In America Latina sembra definitivamente conclusa l’era degli Allende e dei Chávez, e i  nuovi leader di sinistra non lo nascondono affatto. È comprensibile che nel programma di Boric non ci sia nessun accenno al socialismo, ma sorprende che lascino tanto a desiderare le misure verso i grandi gruppi economici che controllano le risorse e l’economia del paese. Il progetto di creazione di una impresa nazionale del litio non si accompagna ad alcun programma di nazionalizzazioni, nessuna espropriazione dei fondi pensione è prevista nella riforma previdenziale, mentre le società forestali e minerarie dovranno, nel migliore dei casi, pagare delle royalty per finanziare politiche redistributive e rispettare nuove norme di compatibilità ambientale. In Brasile, la lotta oppone un progetto di capitalismo redistributivo, che dovrebbe garantire condizioni di vita e di lavoro dignitose, a un capitalismo del saccheggio, che acuisce le disuguaglianze attraverso la deregolamentazione del mercato del lavoro e mette a rischio l’ecosistema con lo sfruttamento intensivo e sregolato delle risorse, come nel caso dell’Amazzonia. Petro, infine, resta il solo ad aver posto esplicitamente il tema della transizione a un modello economico non basato sull’estrattivismo (petrolifero e del carbone), bensì sullo sviluppo di un’economia della conoscenza, benché neghi che una simile trasformazione debba avvenire nel quadro di una società socialista, e ambisce piuttosto a un capitalismo democratico e pacificato.
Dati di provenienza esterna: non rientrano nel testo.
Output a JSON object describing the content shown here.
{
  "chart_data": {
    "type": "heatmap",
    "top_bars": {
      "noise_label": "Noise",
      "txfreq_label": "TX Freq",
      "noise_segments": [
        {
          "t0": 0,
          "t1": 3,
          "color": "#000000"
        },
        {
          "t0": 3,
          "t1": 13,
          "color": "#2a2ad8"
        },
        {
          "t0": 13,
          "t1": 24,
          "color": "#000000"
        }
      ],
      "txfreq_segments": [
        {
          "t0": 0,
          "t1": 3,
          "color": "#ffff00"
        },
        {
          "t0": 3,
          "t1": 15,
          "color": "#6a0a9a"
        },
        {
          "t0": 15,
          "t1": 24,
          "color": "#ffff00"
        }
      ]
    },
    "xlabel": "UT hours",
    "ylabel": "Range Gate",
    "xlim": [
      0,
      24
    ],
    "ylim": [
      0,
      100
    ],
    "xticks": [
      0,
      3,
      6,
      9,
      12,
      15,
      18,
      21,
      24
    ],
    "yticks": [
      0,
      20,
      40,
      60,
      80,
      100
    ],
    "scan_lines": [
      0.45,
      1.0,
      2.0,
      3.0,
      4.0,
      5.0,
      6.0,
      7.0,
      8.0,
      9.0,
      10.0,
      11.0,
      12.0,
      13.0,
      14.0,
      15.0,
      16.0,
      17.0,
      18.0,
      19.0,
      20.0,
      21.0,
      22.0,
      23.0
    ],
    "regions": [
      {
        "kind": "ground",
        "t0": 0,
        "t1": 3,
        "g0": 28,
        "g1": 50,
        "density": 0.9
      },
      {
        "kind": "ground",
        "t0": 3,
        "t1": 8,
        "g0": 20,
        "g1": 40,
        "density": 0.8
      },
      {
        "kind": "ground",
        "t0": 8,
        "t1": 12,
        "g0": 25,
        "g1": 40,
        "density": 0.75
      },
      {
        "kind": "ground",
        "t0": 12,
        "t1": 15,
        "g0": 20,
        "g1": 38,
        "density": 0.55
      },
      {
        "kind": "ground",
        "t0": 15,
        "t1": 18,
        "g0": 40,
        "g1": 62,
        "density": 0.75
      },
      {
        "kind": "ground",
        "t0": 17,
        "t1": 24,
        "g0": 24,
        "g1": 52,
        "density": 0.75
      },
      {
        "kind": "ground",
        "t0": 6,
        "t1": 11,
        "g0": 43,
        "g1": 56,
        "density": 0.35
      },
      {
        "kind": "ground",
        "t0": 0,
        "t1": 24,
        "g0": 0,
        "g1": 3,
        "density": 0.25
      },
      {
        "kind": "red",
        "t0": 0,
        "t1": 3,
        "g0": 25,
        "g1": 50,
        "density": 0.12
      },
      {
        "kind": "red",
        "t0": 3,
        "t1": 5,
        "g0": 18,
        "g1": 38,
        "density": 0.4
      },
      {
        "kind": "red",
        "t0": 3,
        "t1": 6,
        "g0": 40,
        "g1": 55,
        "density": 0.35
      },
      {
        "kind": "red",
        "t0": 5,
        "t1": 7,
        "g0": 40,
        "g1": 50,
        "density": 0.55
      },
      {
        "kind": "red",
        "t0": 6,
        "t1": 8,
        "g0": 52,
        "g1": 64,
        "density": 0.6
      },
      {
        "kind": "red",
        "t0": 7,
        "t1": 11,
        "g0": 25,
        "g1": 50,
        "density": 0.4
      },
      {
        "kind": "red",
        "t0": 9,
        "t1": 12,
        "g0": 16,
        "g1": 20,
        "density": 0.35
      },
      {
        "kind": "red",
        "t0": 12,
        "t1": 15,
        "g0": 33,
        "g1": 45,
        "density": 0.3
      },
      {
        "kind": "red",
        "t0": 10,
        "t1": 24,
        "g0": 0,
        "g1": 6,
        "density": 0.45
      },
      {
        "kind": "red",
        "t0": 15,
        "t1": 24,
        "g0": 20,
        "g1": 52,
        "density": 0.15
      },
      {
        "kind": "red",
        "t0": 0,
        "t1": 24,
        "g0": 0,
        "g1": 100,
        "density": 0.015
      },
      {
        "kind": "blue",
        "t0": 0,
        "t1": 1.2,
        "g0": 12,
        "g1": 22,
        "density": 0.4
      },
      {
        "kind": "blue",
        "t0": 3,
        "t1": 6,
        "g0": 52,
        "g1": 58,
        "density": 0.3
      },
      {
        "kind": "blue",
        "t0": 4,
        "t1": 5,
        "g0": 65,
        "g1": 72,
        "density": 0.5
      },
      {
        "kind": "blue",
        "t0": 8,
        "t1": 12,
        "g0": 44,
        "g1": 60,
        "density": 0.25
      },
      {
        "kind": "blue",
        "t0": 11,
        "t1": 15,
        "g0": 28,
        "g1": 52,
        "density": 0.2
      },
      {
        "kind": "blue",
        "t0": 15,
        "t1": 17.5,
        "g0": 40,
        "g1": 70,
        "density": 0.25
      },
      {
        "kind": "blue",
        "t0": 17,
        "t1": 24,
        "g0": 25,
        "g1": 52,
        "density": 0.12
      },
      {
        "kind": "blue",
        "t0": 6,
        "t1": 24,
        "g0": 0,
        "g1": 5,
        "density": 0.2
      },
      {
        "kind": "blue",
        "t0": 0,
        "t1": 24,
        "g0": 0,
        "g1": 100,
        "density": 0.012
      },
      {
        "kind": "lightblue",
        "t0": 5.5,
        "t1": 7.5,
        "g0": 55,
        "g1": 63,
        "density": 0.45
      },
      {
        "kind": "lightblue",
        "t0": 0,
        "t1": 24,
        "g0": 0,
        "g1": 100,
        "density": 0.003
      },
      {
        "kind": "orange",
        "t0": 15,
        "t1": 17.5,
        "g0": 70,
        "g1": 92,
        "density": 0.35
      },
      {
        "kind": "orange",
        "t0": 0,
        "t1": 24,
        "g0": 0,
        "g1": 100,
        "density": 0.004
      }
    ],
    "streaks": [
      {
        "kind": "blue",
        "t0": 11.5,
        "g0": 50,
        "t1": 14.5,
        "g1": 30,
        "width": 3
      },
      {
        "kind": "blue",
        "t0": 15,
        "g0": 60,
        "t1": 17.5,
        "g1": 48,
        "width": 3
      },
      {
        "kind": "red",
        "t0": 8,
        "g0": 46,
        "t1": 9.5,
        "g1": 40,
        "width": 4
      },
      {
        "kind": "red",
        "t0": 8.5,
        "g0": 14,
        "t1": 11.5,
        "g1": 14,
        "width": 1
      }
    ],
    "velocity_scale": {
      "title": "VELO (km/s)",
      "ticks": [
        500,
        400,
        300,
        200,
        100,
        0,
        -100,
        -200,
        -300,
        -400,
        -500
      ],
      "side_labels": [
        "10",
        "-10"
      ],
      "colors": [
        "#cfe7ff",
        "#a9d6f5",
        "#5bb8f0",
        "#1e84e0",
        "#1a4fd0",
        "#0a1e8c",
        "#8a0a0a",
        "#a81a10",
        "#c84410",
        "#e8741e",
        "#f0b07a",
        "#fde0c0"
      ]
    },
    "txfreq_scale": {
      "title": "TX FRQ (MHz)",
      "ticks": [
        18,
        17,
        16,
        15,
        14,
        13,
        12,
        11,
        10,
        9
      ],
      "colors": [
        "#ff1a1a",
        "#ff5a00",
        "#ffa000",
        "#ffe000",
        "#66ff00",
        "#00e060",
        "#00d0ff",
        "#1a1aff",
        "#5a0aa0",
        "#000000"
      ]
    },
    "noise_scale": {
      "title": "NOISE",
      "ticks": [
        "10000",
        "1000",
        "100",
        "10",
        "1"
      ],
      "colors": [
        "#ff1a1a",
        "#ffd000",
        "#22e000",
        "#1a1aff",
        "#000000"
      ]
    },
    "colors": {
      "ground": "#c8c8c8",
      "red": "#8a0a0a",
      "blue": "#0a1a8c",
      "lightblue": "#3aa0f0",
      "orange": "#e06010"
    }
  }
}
Questa nuova sinistra è, certamente, meno ideologica, più pragmatica, di quella che l’ha preceduta. A ben vedere, tuttavia, molte delle sfide che dovrà affrontare restano le stesse e possono riassumersi nella lotta all’indigenza, alle diseguaglianze e alla devastazione ambientale prodotte dalle politiche neoliberali e nel superamento del modello estrattivista. Quest’ultimo, oltre ad avere un costo sociale e ambientale elevato, vincola le economie regionali all’esportazione delle materie prime, le rende dipendenti dalle tecnologie dei paesi imperialisti e dalle fluttuazione del mercato mondiale e, dunque, nel lungo periodo,  estremamente vulnerabili, come dimostrato dal drammatico fallimento del socialismo bolivariano. Di certo gli attuali governi di sinistra in America Latina dovranno fare i conti con il dato fondamentale che non c’è alcun cambiamento possibile in termini sociali, economici e ambientali che non passi dalla rimozione dei pilastri del neoliberalismo subcontinentale, ovvero il modello dello «stato minimo», la preminenza del settore privato anche nel campo dei beni e dei servizi essenziali, lo sfruttamento intensivo delle risorse a opera dei grandi gruppi privati. Un vasto programma, che i nuovi governi avranno non pochi problemi ad articolare, a maggior ragione se proveranno a farlo nel quadro del consociativismo e senza l’ausilio delle mobilitazioni sociali.

*Marco Morra è dottorando in Studi Internazionali all’Università degli Studi di Napoli L’Orientale. Si occupa di storia della sinistra e dei movimenti sociali tra America Latina ed Europa occidentale.